Рыжик находился рядом и ожидал этой команды. Однако мощный луч современного ручного прожектора российского производства застыл на ногах пленника и начал выписывать на них непредсказуемые пируэты. Чуть погодя, огненный поток все же двинулся вверх и достиг лица человека. Под глазом захваченного красовался огромный лиловый синяк. Второй глаз, выдавая сильный испуг пленного, жалобно осматривал ополченцев.
– Героям слава! – с издевкой поздоровался командир. – Я Гиви, командир батальона «Сомали», слыхали?
Ответа он не дождался, зато пленный с синяком сделал два шага назад, как бы пропуская вперед своего товарища по несчастью. Василий перевел луч фонаря на второго противника и едва, заглянув ему в глаза, понял: «Это он! Боже, это стопроцентно он!».
– Сколько служишь? – наплевав на субординацию, спросил Рыжик.
– Два року[8].
– Снайпер кто? – вмешался в разговор Гиви и тут же обратился к Рыжику: – Ты давай, браток, не лезь! Просто свети.
Пленник с синяком сделал еще шаг назад и руками, скованными наручниками, указал на товарища.
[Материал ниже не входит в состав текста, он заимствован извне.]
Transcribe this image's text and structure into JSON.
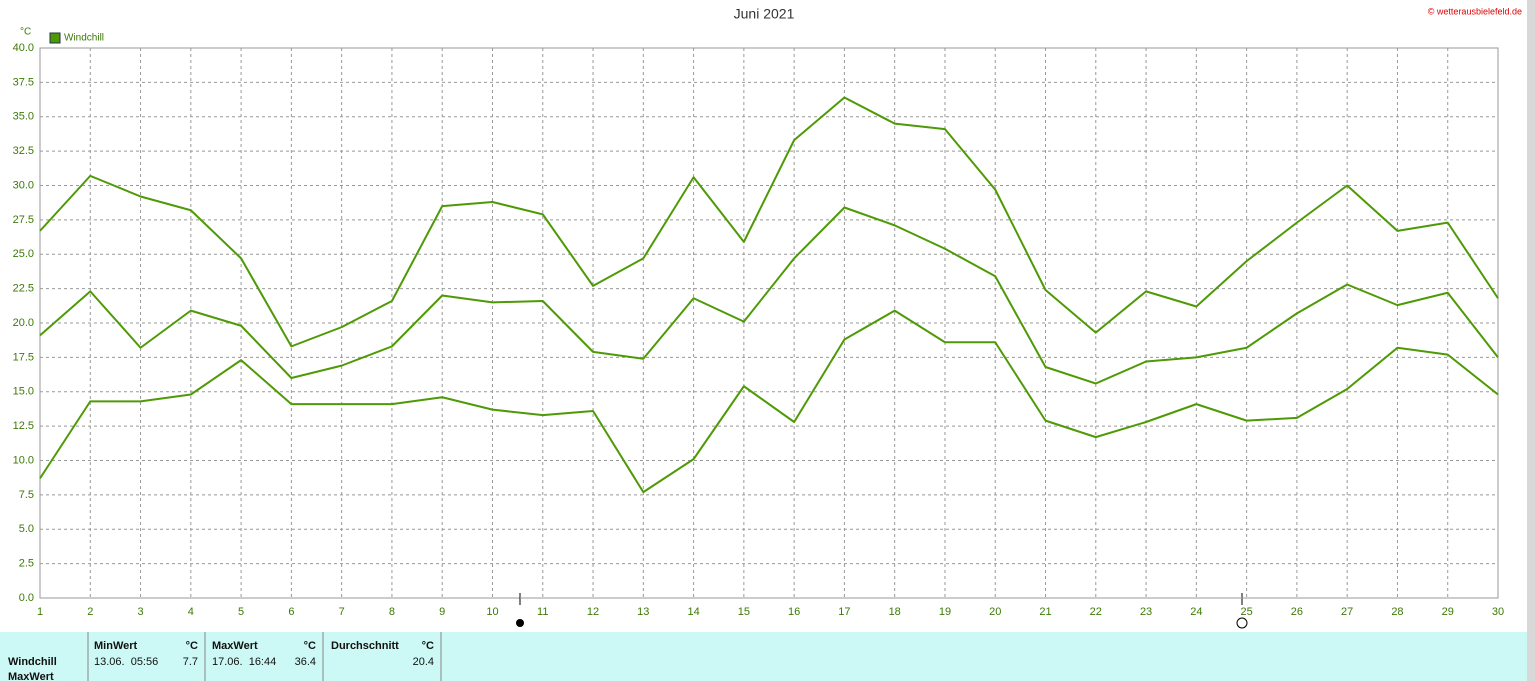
{
  "chart_data": {
    "type": "line",
    "title": "Juni 2021",
    "y_unit": "°C",
    "legend": "Windchill",
    "copyright": "© wetterausbielefeld.de",
    "x": [
      1,
      2,
      3,
      4,
      5,
      6,
      7,
      8,
      9,
      10,
      11,
      12,
      13,
      14,
      15,
      16,
      17,
      18,
      19,
      20,
      21,
      22,
      23,
      24,
      25,
      26,
      27,
      28,
      29,
      30
    ],
    "xlim": [
      1,
      30
    ],
    "ylim": [
      0,
      40
    ],
    "yticks": [
      {
        "value": 0,
        "label": "0.0"
      },
      {
        "value": 2.5,
        "label": "2.5"
      },
      {
        "value": 5,
        "label": "5.0"
      },
      {
        "value": 7.5,
        "label": "7.5"
      },
      {
        "value": 10,
        "label": "10.0"
      },
      {
        "value": 12.5,
        "label": "12.5"
      },
      {
        "value": 15,
        "label": "15.0"
      },
      {
        "value": 17.5,
        "label": "17.5"
      },
      {
        "value": 20,
        "label": "20.0"
      },
      {
        "value": 22.5,
        "label": "22.5"
      },
      {
        "value": 25,
        "label": "25.0"
      },
      {
        "value": 27.5,
        "label": "27.5"
      },
      {
        "value": 30,
        "label": "30.0"
      },
      {
        "value": 32.5,
        "label": "32.5"
      },
      {
        "value": 35,
        "label": "35.0"
      },
      {
        "value": 37.5,
        "label": "37.5"
      },
      {
        "value": 40,
        "label": "40.0"
      }
    ],
    "grid": true,
    "series": [
      {
        "color": "#4e9a06",
        "values": [
          26.7,
          30.7,
          29.2,
          28.2,
          24.7,
          18.3,
          19.7,
          21.6,
          28.5,
          28.8,
          27.9,
          22.7,
          24.7,
          30.6,
          25.9,
          33.3,
          36.4,
          34.5,
          34.1,
          29.7,
          22.4,
          19.3,
          22.3,
          21.2,
          24.5,
          27.3,
          30.0,
          26.7,
          27.3,
          21.8
        ]
      },
      {
        "color": "#4e9a06",
        "values": [
          19.1,
          22.3,
          18.2,
          20.9,
          19.8,
          16.0,
          16.9,
          18.3,
          22.0,
          21.5,
          21.6,
          17.9,
          17.4,
          21.8,
          20.1,
          24.7,
          28.4,
          27.1,
          25.4,
          23.4,
          16.8,
          15.6,
          17.2,
          17.5,
          18.2,
          20.7,
          22.8,
          21.3,
          22.2,
          17.5
        ]
      },
      {
        "color": "#4e9a06",
        "values": [
          8.7,
          14.3,
          14.3,
          14.8,
          17.3,
          14.1,
          14.1,
          14.1,
          14.6,
          13.7,
          13.3,
          13.6,
          7.7,
          10.1,
          15.4,
          12.8,
          18.8,
          20.9,
          18.6,
          18.6,
          12.9,
          11.7,
          12.8,
          14.1,
          12.9,
          13.1,
          15.2,
          18.2,
          17.7,
          14.8
        ]
      }
    ]
  },
  "summary": {
    "headers": {
      "min": "MinWert",
      "max": "MaxWert",
      "avg": "Durchschnitt",
      "unit": "°C"
    },
    "rows": [
      {
        "label": "Windchill",
        "min_time": "13.06.  05:56",
        "min": 7.7,
        "max_time": "17.06.  16:44",
        "max": 36.4,
        "avg": 20.4
      }
    ],
    "next_row_label": "MaxWert"
  }
}
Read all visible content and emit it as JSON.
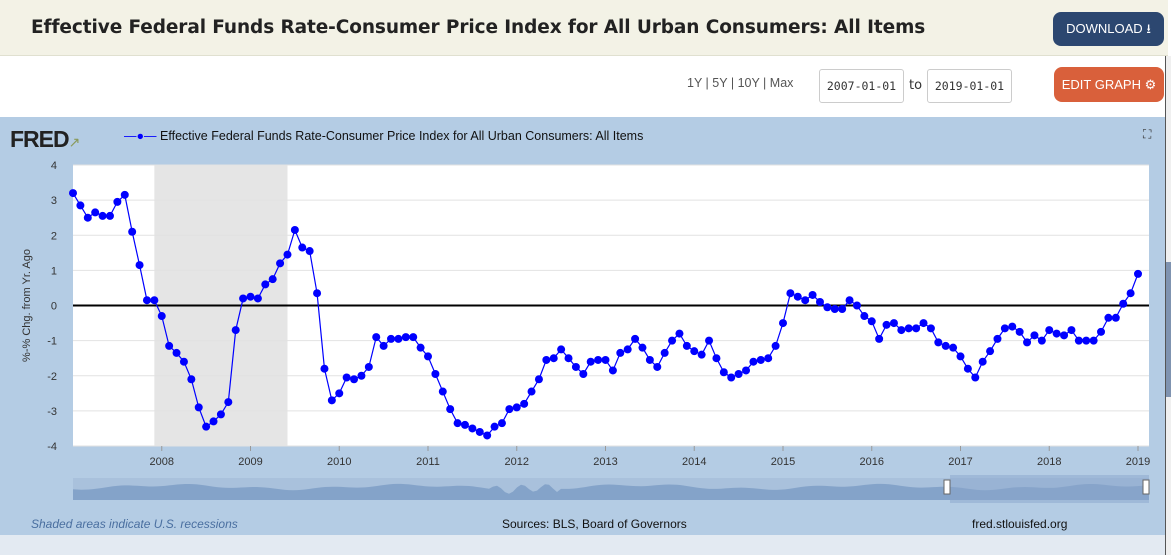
{
  "header": {
    "title": "Effective Federal Funds Rate-Consumer Price Index for All Urban Consumers: All Items",
    "download_label": "DOWNLOAD"
  },
  "controls": {
    "ranges": [
      "1Y",
      "5Y",
      "10Y",
      "Max"
    ],
    "start_date": "2007-01-01",
    "to_label": "to",
    "end_date": "2019-01-01",
    "edit_label": "EDIT GRAPH"
  },
  "icons": {
    "download": "download-icon",
    "edit": "gear-icon",
    "fullscreen": "fullscreen-icon"
  },
  "chart_meta": {
    "logo": "FRED",
    "footer_left": "Shaded areas indicate U.S. recessions",
    "footer_center": "Sources: BLS, Board of Governors",
    "footer_right": "fred.stlouisfed.org"
  },
  "colors": {
    "series": "#0000ff",
    "recession": "#e5e5e5",
    "panel": "#b4cce4",
    "download": "#2c4770",
    "edit": "#d9603b"
  },
  "chart_data": {
    "type": "line",
    "title": "",
    "ylabel": "%-% Chg. from Yr. Ago",
    "xlabel": "",
    "ylim": [
      -4,
      4
    ],
    "yticks": [
      -4,
      -3,
      -2,
      -1,
      0,
      1,
      2,
      3,
      4
    ],
    "xticks": [
      "2008",
      "2009",
      "2010",
      "2011",
      "2012",
      "2013",
      "2014",
      "2015",
      "2016",
      "2017",
      "2018",
      "2019"
    ],
    "x_start": "2007-01",
    "x_end": "2019-01",
    "frequency": "monthly",
    "grid": true,
    "legend": "top-left",
    "recessions": [
      [
        "2007-12",
        "2009-06"
      ]
    ],
    "series": [
      {
        "name": "Effective Federal Funds Rate-Consumer Price Index for All Urban Consumers: All Items",
        "values": [
          3.2,
          2.85,
          2.5,
          2.65,
          2.55,
          2.55,
          2.95,
          3.15,
          2.1,
          1.15,
          0.15,
          0.15,
          -0.3,
          -1.15,
          -1.35,
          -1.6,
          -2.1,
          -2.9,
          -3.45,
          -3.3,
          -3.1,
          -2.75,
          -0.7,
          0.2,
          0.25,
          0.2,
          0.6,
          0.75,
          1.2,
          1.45,
          2.15,
          1.65,
          1.55,
          0.35,
          -1.8,
          -2.7,
          -2.5,
          -2.05,
          -2.1,
          -2.0,
          -1.75,
          -0.9,
          -1.15,
          -0.95,
          -0.95,
          -0.9,
          -0.9,
          -1.2,
          -1.45,
          -1.95,
          -2.45,
          -2.95,
          -3.35,
          -3.4,
          -3.5,
          -3.6,
          -3.7,
          -3.45,
          -3.35,
          -2.95,
          -2.9,
          -2.8,
          -2.45,
          -2.1,
          -1.55,
          -1.5,
          -1.25,
          -1.5,
          -1.75,
          -1.95,
          -1.6,
          -1.55,
          -1.55,
          -1.85,
          -1.35,
          -1.25,
          -0.95,
          -1.2,
          -1.55,
          -1.75,
          -1.35,
          -1.0,
          -0.8,
          -1.15,
          -1.3,
          -1.4,
          -1.0,
          -1.5,
          -1.9,
          -2.05,
          -1.95,
          -1.85,
          -1.6,
          -1.55,
          -1.5,
          -1.15,
          -0.5,
          0.35,
          0.25,
          0.15,
          0.3,
          0.1,
          -0.05,
          -0.1,
          -0.1,
          0.15,
          0.0,
          -0.3,
          -0.45,
          -0.95,
          -0.55,
          -0.5,
          -0.7,
          -0.65,
          -0.65,
          -0.5,
          -0.65,
          -1.05,
          -1.15,
          -1.2,
          -1.45,
          -1.8,
          -2.05,
          -1.6,
          -1.3,
          -0.95,
          -0.65,
          -0.6,
          -0.75,
          -1.05,
          -0.85,
          -1.0,
          -0.7,
          -0.8,
          -0.85,
          -0.7,
          -1.0,
          -1.0,
          -1.0,
          -0.75,
          -0.35,
          -0.35,
          0.05,
          0.35,
          0.9
        ]
      }
    ]
  }
}
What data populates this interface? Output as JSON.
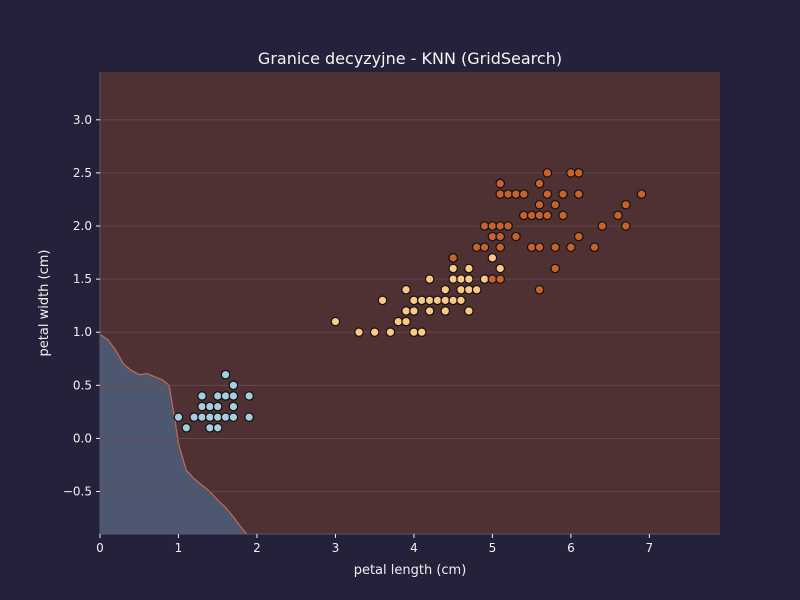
{
  "chart_data": {
    "type": "scatter",
    "title": "Granice decyzyjne - KNN (GridSearch)",
    "xlabel": "petal length (cm)",
    "ylabel": "petal width (cm)",
    "xlim": [
      0,
      7.9
    ],
    "ylim": [
      -0.9,
      3.45
    ],
    "x_ticks": [
      0,
      1,
      2,
      3,
      4,
      5,
      6,
      7
    ],
    "y_ticks": [
      -0.5,
      0.0,
      0.5,
      1.0,
      1.5,
      2.0,
      2.5,
      3.0
    ],
    "x_tick_labels": [
      "0",
      "1",
      "2",
      "3",
      "4",
      "5",
      "6",
      "7"
    ],
    "y_tick_labels": [
      "−0.5",
      "0.0",
      "0.5",
      "1.0",
      "1.5",
      "2.0",
      "2.5",
      "3.0"
    ],
    "grid": true,
    "colors": {
      "page_bg": "#23223a",
      "region_a": "#4d5870",
      "region_b": "#4f3134",
      "boundary": "#c06a5c",
      "grid": "#6a4a4c",
      "series_a": "#a6cde0",
      "series_b": "#fcc882",
      "series_c": "#c8622a"
    },
    "decision_boundary": [
      [
        0.0,
        0.98
      ],
      [
        0.1,
        0.93
      ],
      [
        0.2,
        0.83
      ],
      [
        0.3,
        0.7
      ],
      [
        0.4,
        0.64
      ],
      [
        0.5,
        0.6
      ],
      [
        0.6,
        0.61
      ],
      [
        0.7,
        0.58
      ],
      [
        0.8,
        0.55
      ],
      [
        0.88,
        0.5
      ],
      [
        0.95,
        0.2
      ],
      [
        1.0,
        -0.05
      ],
      [
        1.1,
        -0.3
      ],
      [
        1.2,
        -0.38
      ],
      [
        1.3,
        -0.44
      ],
      [
        1.4,
        -0.5
      ],
      [
        1.5,
        -0.58
      ],
      [
        1.6,
        -0.65
      ],
      [
        1.7,
        -0.74
      ],
      [
        1.8,
        -0.84
      ],
      [
        1.87,
        -0.9
      ]
    ],
    "series": [
      {
        "values": [
          [
            1.0,
            0.2
          ],
          [
            1.1,
            0.1
          ],
          [
            1.2,
            0.2
          ],
          [
            1.3,
            0.2
          ],
          [
            1.3,
            0.3
          ],
          [
            1.3,
            0.4
          ],
          [
            1.4,
            0.1
          ],
          [
            1.4,
            0.2
          ],
          [
            1.4,
            0.3
          ],
          [
            1.5,
            0.1
          ],
          [
            1.5,
            0.2
          ],
          [
            1.5,
            0.3
          ],
          [
            1.5,
            0.4
          ],
          [
            1.6,
            0.2
          ],
          [
            1.6,
            0.4
          ],
          [
            1.6,
            0.6
          ],
          [
            1.7,
            0.2
          ],
          [
            1.7,
            0.3
          ],
          [
            1.7,
            0.4
          ],
          [
            1.7,
            0.5
          ],
          [
            1.9,
            0.2
          ],
          [
            1.9,
            0.4
          ]
        ]
      },
      {
        "values": [
          [
            3.0,
            1.1
          ],
          [
            3.3,
            1.0
          ],
          [
            3.5,
            1.0
          ],
          [
            3.6,
            1.3
          ],
          [
            3.7,
            1.0
          ],
          [
            3.8,
            1.1
          ],
          [
            3.9,
            1.1
          ],
          [
            3.9,
            1.2
          ],
          [
            3.9,
            1.4
          ],
          [
            4.0,
            1.0
          ],
          [
            4.0,
            1.2
          ],
          [
            4.0,
            1.3
          ],
          [
            4.1,
            1.0
          ],
          [
            4.1,
            1.3
          ],
          [
            4.2,
            1.2
          ],
          [
            4.2,
            1.3
          ],
          [
            4.2,
            1.5
          ],
          [
            4.3,
            1.3
          ],
          [
            4.4,
            1.2
          ],
          [
            4.4,
            1.3
          ],
          [
            4.4,
            1.4
          ],
          [
            4.5,
            1.3
          ],
          [
            4.5,
            1.5
          ],
          [
            4.5,
            1.6
          ],
          [
            4.5,
            1.7
          ],
          [
            4.6,
            1.3
          ],
          [
            4.6,
            1.4
          ],
          [
            4.6,
            1.5
          ],
          [
            4.7,
            1.2
          ],
          [
            4.7,
            1.4
          ],
          [
            4.7,
            1.5
          ],
          [
            4.7,
            1.6
          ],
          [
            4.8,
            1.4
          ],
          [
            4.9,
            1.5
          ],
          [
            5.0,
            1.7
          ],
          [
            5.1,
            1.6
          ]
        ]
      },
      {
        "values": [
          [
            4.5,
            1.7
          ],
          [
            4.8,
            1.8
          ],
          [
            4.9,
            1.8
          ],
          [
            4.9,
            2.0
          ],
          [
            5.0,
            1.5
          ],
          [
            5.0,
            1.9
          ],
          [
            5.0,
            2.0
          ],
          [
            5.1,
            1.5
          ],
          [
            5.1,
            1.8
          ],
          [
            5.1,
            1.9
          ],
          [
            5.1,
            2.0
          ],
          [
            5.1,
            2.3
          ],
          [
            5.1,
            2.4
          ],
          [
            5.2,
            2.0
          ],
          [
            5.2,
            2.3
          ],
          [
            5.3,
            1.9
          ],
          [
            5.3,
            2.3
          ],
          [
            5.4,
            2.1
          ],
          [
            5.4,
            2.3
          ],
          [
            5.5,
            1.8
          ],
          [
            5.5,
            2.1
          ],
          [
            5.6,
            1.4
          ],
          [
            5.6,
            1.8
          ],
          [
            5.6,
            2.1
          ],
          [
            5.6,
            2.2
          ],
          [
            5.6,
            2.4
          ],
          [
            5.7,
            2.1
          ],
          [
            5.7,
            2.3
          ],
          [
            5.7,
            2.5
          ],
          [
            5.8,
            1.6
          ],
          [
            5.8,
            1.8
          ],
          [
            5.8,
            2.2
          ],
          [
            5.9,
            2.1
          ],
          [
            5.9,
            2.3
          ],
          [
            6.0,
            1.8
          ],
          [
            6.0,
            2.5
          ],
          [
            6.1,
            1.9
          ],
          [
            6.1,
            2.3
          ],
          [
            6.1,
            2.5
          ],
          [
            6.3,
            1.8
          ],
          [
            6.4,
            2.0
          ],
          [
            6.6,
            2.1
          ],
          [
            6.7,
            2.0
          ],
          [
            6.7,
            2.2
          ],
          [
            6.9,
            2.3
          ]
        ]
      }
    ]
  }
}
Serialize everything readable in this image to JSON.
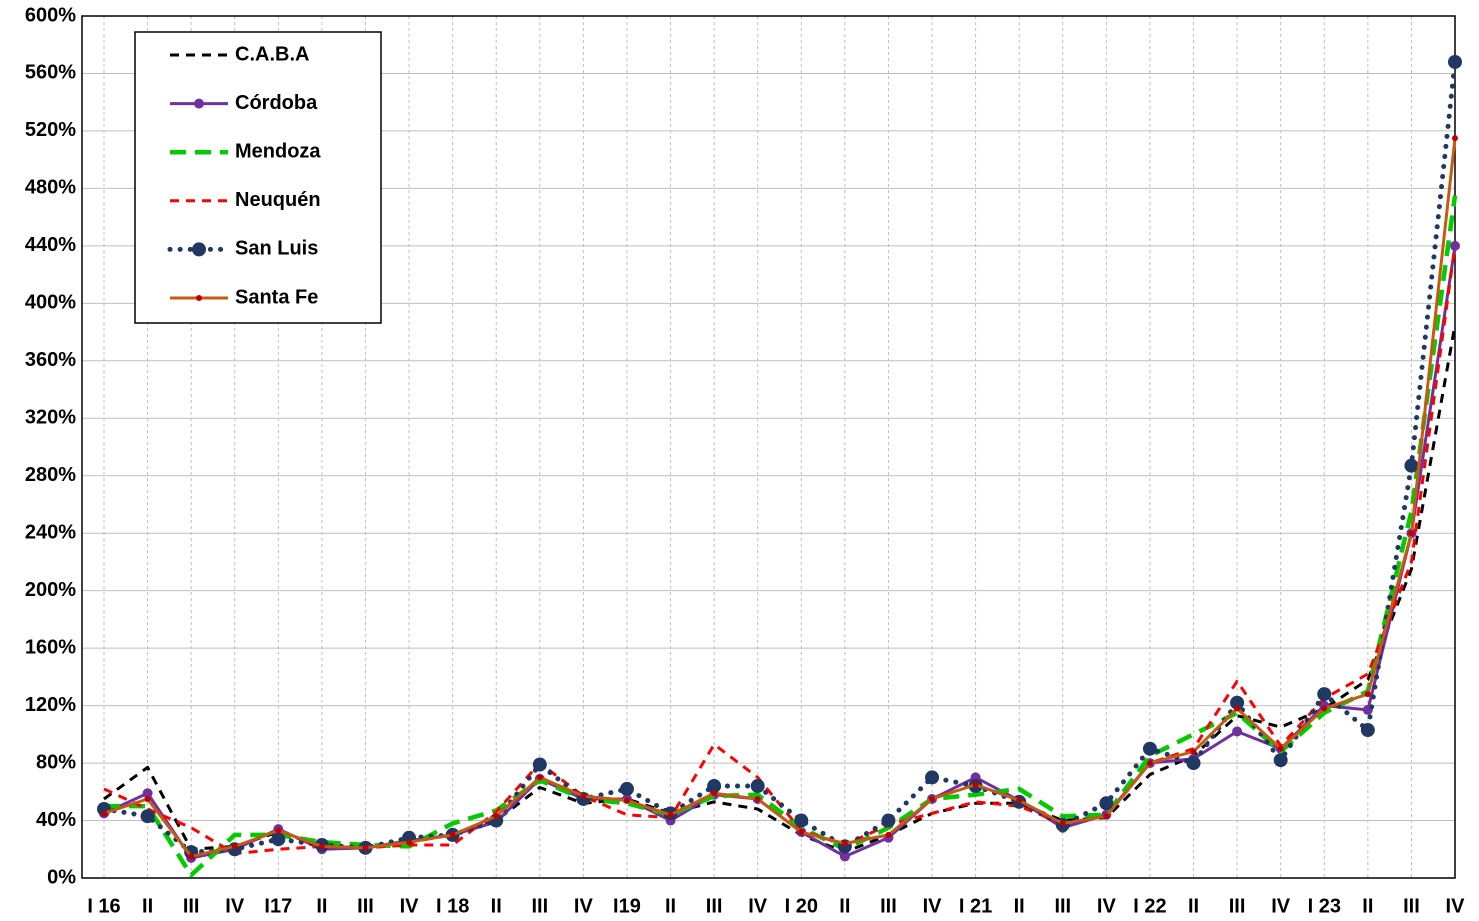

– Я, что, невнятно спросил?
– Я, – послышался еле слышный ответ.
– На колени, твари! – комбат дождался, пока пленные выполнят приказ. – Вот в такой позе вы будете выпрашивать прощенья у народа Донбасса! Понятно?
– Да, – вяло ответили азовцы.
– Фамилия, имя, отчество? – ополченец крепко сжал скулы снайпера.
– Петренко Михайло Анрейович.
– Видишь, как странно получается, ты – Михаил, и я – Михаил! Не Ганс, не Джон и не Франсуа! Сколько людей, Миша, ты убил за последний месяц? – зловещим голосом спросил Гиви.
– Я не вбивав людей, я вбивав російських терористи! – тихо ответил снайпер.
– Андрюха, Степка и Колян вроде как собратья твои по крови! А бабулька с коровой – тоже террорист? А пацан на велосипеде? – ополченец с ненавистью смотрел в глаза врагу. – На русском отвечай, мразь!
– Я не знаю никаких бабок и велосипедистов, – ответил снайпер на чистом русском.
– Ну доказать твою вину несложно! Завтра винтарь на экспертизу отвезем: баллистическая, дактилоскопическая…, в общем следакам лучше знать! Ясно, герои сраные? Я вам устрою славу Украине! Вы обвиняетесь в преднамеренных убийствах граждан Донецкой народной республики, совершенных с особой жестокостью. Вас будут судить и ни на какие обмены не надейтесь, ясно? В общем так, Малой, забирай этих ублюдков. К утру хочу знать о них все…, даже то, что они сами забыли. Когда родились, когда крестились, когда последний раз ходили по большому! Кто знает, когда бабульку хоронят?
– Да, вроде, завтра третий день, – послышался неуверенный голос одного из ополченцев.
– Узнать точно! Вымпел, – обратился он к одному из командиров, – возьми людей, машину и съезди прямо сейчас! Если завтра, то вместе с этими енотами пойдем на похороны, пусть ближе посмотрят, каких террористов они отстреливают! Хоть могилку помогут закопать. Всем на отдых, караулы по расписанию дежурного офицера, и ты, Рыжик, ко мне!
– Ты давай, браток, только не дури! К тому же доказательств, что это твой снайпер, пока нет.
– Есть! – ответил Василий.
– Откуда? Какие?
– Почерк, Гиви! Я узнавал, еще тогда, когда мою…, он и раньше женщинам в сердце стрелял, а мужикам – в центр лба.
– Вот оно как? Что же ты сразу не сказал?
– Сглазить боялся. Мой он, Гиви, мой! Сердце так говорит, болит, спасу нет.